Dynamic trees are a well-studied and fundamental building block of dynamic graph algorithms dating back to the seminal work of Sleator and Tarjan [STOC'81, (1981), pp. 114-122]. The problem is to maintain a tree subject to online edge insertions and deletions while answering queries about the tree, such as the heaviest weight on a path, etc. In the parallel batch-dynamic setting, the goal is to process batches of edge updates work efficiently in low ($\text{polylog}\ n$) span. Two work-efficient algorithms are known, batch-parallel Euler Tour Trees by Tseng et al. [ALENEX'19, (2019), pp. 92-106] and parallel Rake-Compress (RC) Trees by Acar et al. [ESA'20, (2020), pp. 2:1-2:23]. Both however are randomized and work efficient in expectation. Several downstream results that use these data structures (and indeed to the best of our knowledge, all known work-efficient parallel batch-dynamic graph algorithms) are therefore also randomized. In this work, we give the first deterministic work-efficient solution to the problem. Our algorithm maintains a dynamic parallel tree contraction subject to batches of $k$ edge updates deterministically in worst-case $O(k \log(1 + n/k))$ work and $O(\log n \log^{(c)} k)$ span for any constant $c$. This allows us to implement parallel batch-dynamic RC-Trees with worst-case $O(k \log(1 + n/k))$ work updates and queries deterministically. Our techniques that we use to obtain the given span bound can also be applied to the state-of-the-art randomized variant of the algorithm to improve its span from $O(\log n \log^* n)$ to $O(\log n)$.

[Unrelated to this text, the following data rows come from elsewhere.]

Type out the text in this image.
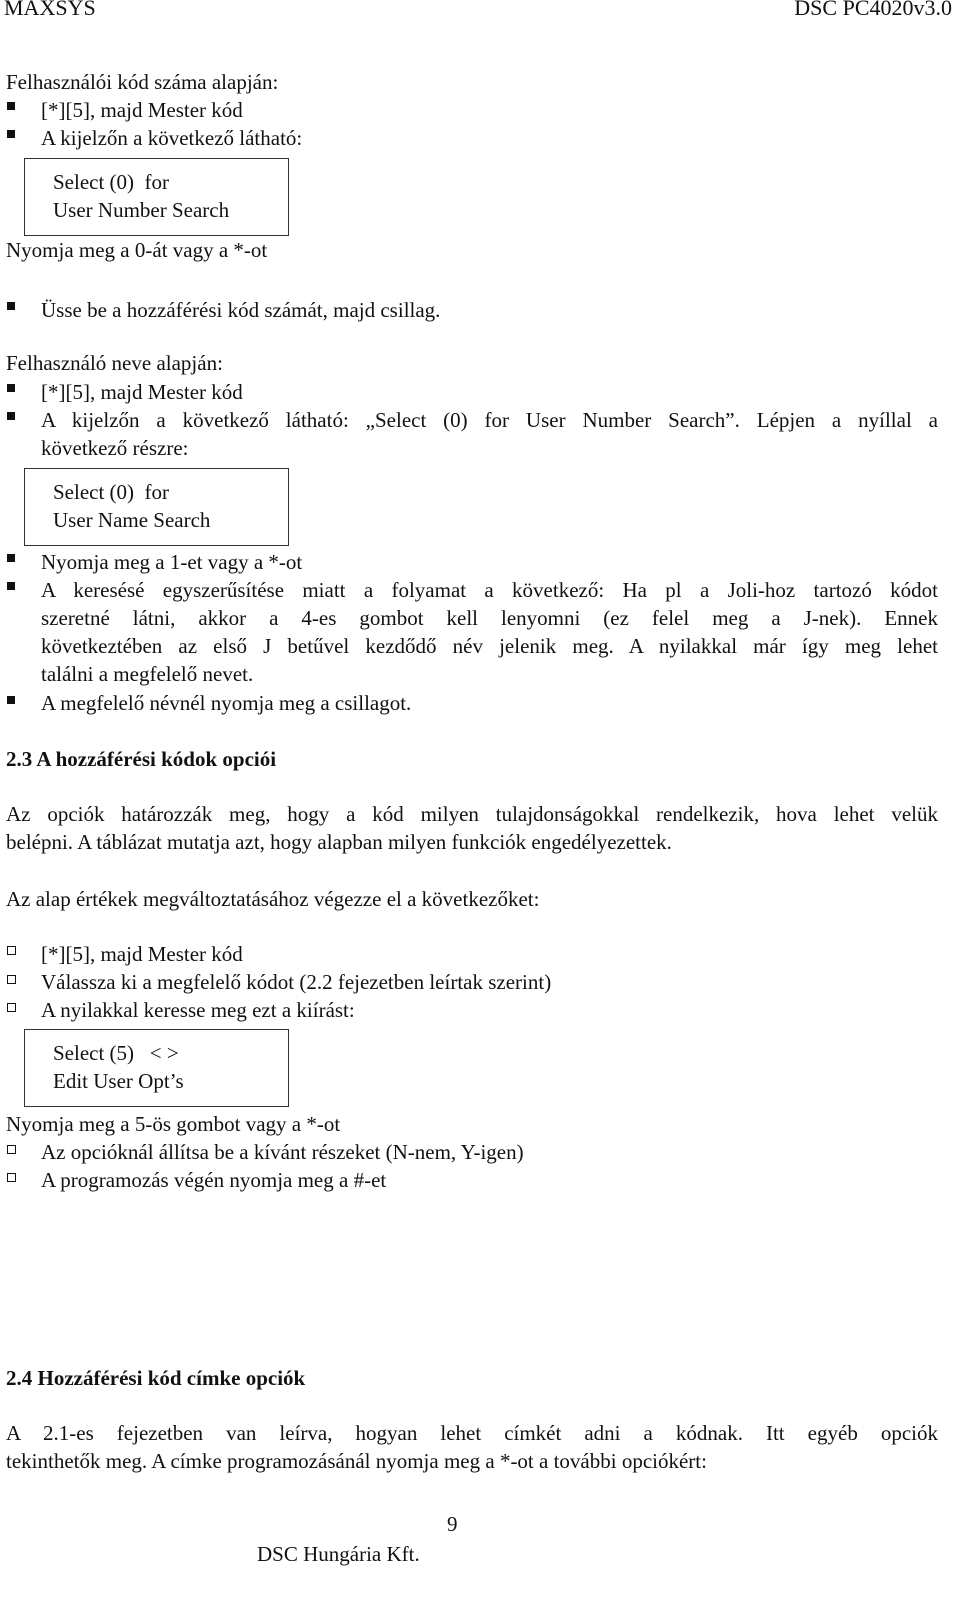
MAXSYS	DSC PC4020v3.0
Felhasználói kód száma alapján:
[*][5], majd Mester kód
A kijelzőn a következő látható:
Select (0)  for
User Number Search
Nyomja meg a 0-át vagy a *-ot
Üsse be a hozzáférési kód számát, majd csillag.
Felhasználó neve alapján:
[*][5], majd Mester kód
A kijelzőn a következő látható: „Select (0) for User Number Search”. Lépjen a nyíllal a
következő részre:
Select (0)  for
User Name Search
Nyomja meg a 1-et vagy a *-ot
A keresésé egyszerűsítése miatt a folyamat a következő: Ha pl a Joli-hoz tartozó kódot
szeretné látni, akkor a 4-es gombot kell lenyomni (ez felel meg a J-nek). Ennek
következtében az első J betűvel kezdődő név jelenik meg. A nyilakkal már így meg lehet
találni a megfelelő nevet.
A megfelelő névnél nyomja meg a csillagot.
2.3 A hozzáférési kódok opciói
Az opciók határozzák meg, hogy a kód milyen tulajdonságokkal rendelkezik, hova lehet velük
belépni. A táblázat mutatja azt, hogy alapban milyen funkciók engedélyezettek.
Az alap értékek megváltoztatásához végezze el a következőket:
[*][5], majd Mester kód
Válassza ki a megfelelő kódot (2.2 fejezetben leírtak szerint)
A nyilakkal keresse meg ezt a kiírást:
Select (5)   < >
Edit User Opt’s
Nyomja meg a 5-ös gombot vagy a *-ot
Az opcióknál állítsa be a kívánt részeket (N-nem, Y-igen)
A programozás végén nyomja meg a #-et
2.4 Hozzáférési kód címke opciók
A 2.1-es fejezetben van leírva, hogyan lehet címkét adni a kódnak. Itt egyéb opciók
tekinthetők meg. A címke programozásánál nyomja meg a *-ot a további opciókért:
9
DSC Hungária Kft.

翻译：动态树是动态图算法中经过深入研究的基石性数据结构，其起源可追溯至Sleator与Tarjan的开创性工作[STOC'81, (1981), 第114-122页]。该问题要求在管理在线边插入与删除操作的同时，能够回答关于树的查询（例如路径上最大权重等）。在并行批处理动态场景下，目标是在低跨度（$O(\text{polylog}\ n)$）内工作高效地处理边更新批处理。目前已知有两种工作高效的算法：Tseng等人的批并行欧拉环游树[ALENEX'19, (2019), 第92-106页]以及Acar等人的并行Rake-Compress（RC）树[ESA'20, (2020), 第2:1-2:23页]。然而，这两种算法均为随机化算法，其工作高效性仅成立在期望意义上。因此，依赖这些数据结构的后续成果（事实上，据我们所知，所有已知的工作高效并行批处理动态图算法）也均为随机化算法。在本文中，我们首次提出该问题的确定性工作高效解决方案。我们的算法在确定性条件下，对包含$k$条边更新的批处理操作，维护动态并行树收缩，其最坏情况工作量为$O(k \log(1 + n/k))$，跨度为$O(\log n \log^{(c)} k)$（对任意常数$c$成立）。通过该算法，我们可实现确定性并行批处理RC树，其更新与查询的最坏情况工作量为$O(k \log(1 + n/k))$。我们用于获得给定跨度界限的技术还可应用于现有最优随机化变体算法，将其跨度从$O(\log n \log^* n)$改进至$O(\log n)$。